We lived in a development near the intersection of Brookhurst Street and Pacific Coast Highway. You could climb over the chain-link fence along the side of my house, jump into the flood-control canal and paddle all the way out into the waves at the Newport River Jetty.
That first summer, there were about a dozen teen-agers from our tract who spent almost every day on the beach at the end of Brookhurst. The development was surrounded by bean fields that stretched all the way to Adams Avenue in the north and Beach Boulevard in the west and on most weekdays, there wasn't another soul in sight at the beach all day.
My mom used to make me a bacon and egg sandwich that I'd eat as I trailered my board down to the beach behind my bike every morning. About half of us had boards, but all the guys and some of the girls tried to surf. Degrees of proficiency varied, but everybody always had a good time playing in the waves.
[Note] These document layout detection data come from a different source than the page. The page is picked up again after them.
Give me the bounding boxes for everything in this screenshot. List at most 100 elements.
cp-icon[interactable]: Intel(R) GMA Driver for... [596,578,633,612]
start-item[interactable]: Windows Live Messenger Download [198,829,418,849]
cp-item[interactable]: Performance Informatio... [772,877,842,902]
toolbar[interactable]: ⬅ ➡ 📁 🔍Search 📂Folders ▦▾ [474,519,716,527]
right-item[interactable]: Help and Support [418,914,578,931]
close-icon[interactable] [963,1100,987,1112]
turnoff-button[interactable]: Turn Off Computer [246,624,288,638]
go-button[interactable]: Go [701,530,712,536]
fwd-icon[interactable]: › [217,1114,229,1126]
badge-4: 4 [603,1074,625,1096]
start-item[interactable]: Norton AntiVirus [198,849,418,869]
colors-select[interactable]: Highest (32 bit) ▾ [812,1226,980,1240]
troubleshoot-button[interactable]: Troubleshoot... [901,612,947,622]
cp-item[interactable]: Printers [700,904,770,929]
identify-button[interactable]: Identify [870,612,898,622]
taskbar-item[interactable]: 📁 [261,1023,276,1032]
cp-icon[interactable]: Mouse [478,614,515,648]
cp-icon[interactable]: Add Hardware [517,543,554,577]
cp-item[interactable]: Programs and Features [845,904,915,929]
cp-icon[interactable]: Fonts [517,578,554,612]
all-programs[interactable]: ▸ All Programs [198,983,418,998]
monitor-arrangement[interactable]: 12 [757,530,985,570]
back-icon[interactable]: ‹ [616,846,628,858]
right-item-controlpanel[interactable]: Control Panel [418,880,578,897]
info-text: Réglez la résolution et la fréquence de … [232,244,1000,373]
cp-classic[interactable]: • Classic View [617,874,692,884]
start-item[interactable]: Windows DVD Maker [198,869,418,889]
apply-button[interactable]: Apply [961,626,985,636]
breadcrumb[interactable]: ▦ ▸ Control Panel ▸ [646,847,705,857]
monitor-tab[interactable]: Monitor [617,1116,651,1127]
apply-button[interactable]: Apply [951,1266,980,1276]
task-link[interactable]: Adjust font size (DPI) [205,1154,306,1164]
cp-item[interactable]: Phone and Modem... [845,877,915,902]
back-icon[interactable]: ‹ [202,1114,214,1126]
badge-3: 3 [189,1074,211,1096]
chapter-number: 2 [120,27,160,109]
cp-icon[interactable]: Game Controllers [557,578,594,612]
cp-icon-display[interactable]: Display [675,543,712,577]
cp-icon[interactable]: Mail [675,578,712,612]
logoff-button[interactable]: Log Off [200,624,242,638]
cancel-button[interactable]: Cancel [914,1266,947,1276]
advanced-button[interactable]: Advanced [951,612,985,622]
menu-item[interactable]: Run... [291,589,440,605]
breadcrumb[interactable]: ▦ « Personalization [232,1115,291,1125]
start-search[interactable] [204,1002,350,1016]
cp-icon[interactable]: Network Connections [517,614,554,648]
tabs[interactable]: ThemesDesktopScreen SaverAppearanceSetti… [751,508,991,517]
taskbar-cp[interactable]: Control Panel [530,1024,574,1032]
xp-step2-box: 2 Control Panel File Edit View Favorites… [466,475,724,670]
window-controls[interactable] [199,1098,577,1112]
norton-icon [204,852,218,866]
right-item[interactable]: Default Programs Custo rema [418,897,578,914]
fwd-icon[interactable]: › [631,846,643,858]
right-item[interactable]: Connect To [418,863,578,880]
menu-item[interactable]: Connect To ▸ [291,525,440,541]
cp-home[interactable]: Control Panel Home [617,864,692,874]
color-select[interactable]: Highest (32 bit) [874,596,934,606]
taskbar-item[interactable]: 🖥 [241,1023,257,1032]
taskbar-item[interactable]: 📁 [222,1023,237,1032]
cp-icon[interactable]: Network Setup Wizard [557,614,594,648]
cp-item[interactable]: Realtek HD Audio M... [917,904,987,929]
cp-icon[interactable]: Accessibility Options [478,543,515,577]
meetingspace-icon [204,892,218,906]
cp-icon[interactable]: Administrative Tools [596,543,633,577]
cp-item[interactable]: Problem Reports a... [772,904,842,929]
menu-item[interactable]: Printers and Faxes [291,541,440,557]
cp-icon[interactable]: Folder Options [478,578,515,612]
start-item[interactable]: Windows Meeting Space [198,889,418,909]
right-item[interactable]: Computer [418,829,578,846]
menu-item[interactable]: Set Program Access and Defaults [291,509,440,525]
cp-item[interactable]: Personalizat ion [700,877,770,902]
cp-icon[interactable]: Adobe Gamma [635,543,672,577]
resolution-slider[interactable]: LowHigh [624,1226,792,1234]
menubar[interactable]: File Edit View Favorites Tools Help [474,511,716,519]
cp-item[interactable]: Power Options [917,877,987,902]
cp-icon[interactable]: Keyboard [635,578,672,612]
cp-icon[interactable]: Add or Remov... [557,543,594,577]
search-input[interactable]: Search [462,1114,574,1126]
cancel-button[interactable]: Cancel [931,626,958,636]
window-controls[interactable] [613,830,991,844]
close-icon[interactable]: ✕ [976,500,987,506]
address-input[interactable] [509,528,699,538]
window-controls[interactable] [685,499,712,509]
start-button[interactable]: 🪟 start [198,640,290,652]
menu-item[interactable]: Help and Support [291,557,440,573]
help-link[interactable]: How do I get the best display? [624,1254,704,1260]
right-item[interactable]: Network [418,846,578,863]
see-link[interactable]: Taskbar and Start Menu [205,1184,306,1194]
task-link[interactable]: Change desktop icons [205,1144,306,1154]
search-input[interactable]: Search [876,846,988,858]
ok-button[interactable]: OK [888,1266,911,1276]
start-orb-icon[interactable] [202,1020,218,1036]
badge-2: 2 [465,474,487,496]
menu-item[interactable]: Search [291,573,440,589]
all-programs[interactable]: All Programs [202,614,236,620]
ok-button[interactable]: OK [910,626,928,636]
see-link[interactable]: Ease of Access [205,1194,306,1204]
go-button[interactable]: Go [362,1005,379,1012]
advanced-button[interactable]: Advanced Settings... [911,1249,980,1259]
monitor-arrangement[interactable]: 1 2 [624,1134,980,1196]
I'll never forget one hot August morning when a big south swell was pumping huge walls of water toward the beach. For some reason, I took off on this wave the size of a house, flew down the face and suddenly found myself crouching in a green tunnel of water.
It was by far the best tube ride of my life and when I shot out of the final section and pulled out over the shoulder, I looked at the beach and realized no one had seen it. It was an odd feeling. Surfers don't often find themselves pining for a crowd.
It was a carefree summer of surfin' safaris. We'd sometimes slip past the Marine patrols and ride the storied waves at Trestles. Or we might test the outside break at Swami's in San Diego. And there was even an occasional foray into the foreign waters of Baja, where you could actually be the only group in the water at a spot like K-38.
In the winter, some of us would surf at the pier before classes at Huntington Beach High School. Plopping down in your seat at a first-period history class with your hair wet always made you feel sort of special.
Indeed, it was some kind of surfing nirvana. And--in Southern California, anyway--it's gone forever.
Nobody with a surfboard plays in the waves anymore. It's become an all-business recreation, survival of the fittest in one of its more rudimentary forms: The skilled and aggressive catch waves; the meek and those trying to get better get frustrated.
If I had known in 1965 what the sport would be like 25 years later, I would never have let any of those summer swells go unridden.
Last month, while on a camping trip at South Carlsbad State Beach, I was watching my girls--Jaime, 11, and Niki, 6--frolic in the surf and this wave of nostalgia washed over me.
Jaime ran up the beach with her Boogie board in tow. "Did you see that, Dad?" she asked, beaming with pride. "I was all the way out there right next to that surfer."
Then she turned and sprinted back into the surf, filled with the almost spiritual glee that comes from riding the ocean's free-form roller-coaster.
I probably should have waited until that surfer got out of the water and thanked him for not telling Jaime to get the hell out of his way. Because, for one morning, at least, she was allowed to experience a slice of the joy I lived with daily in that summer of '65.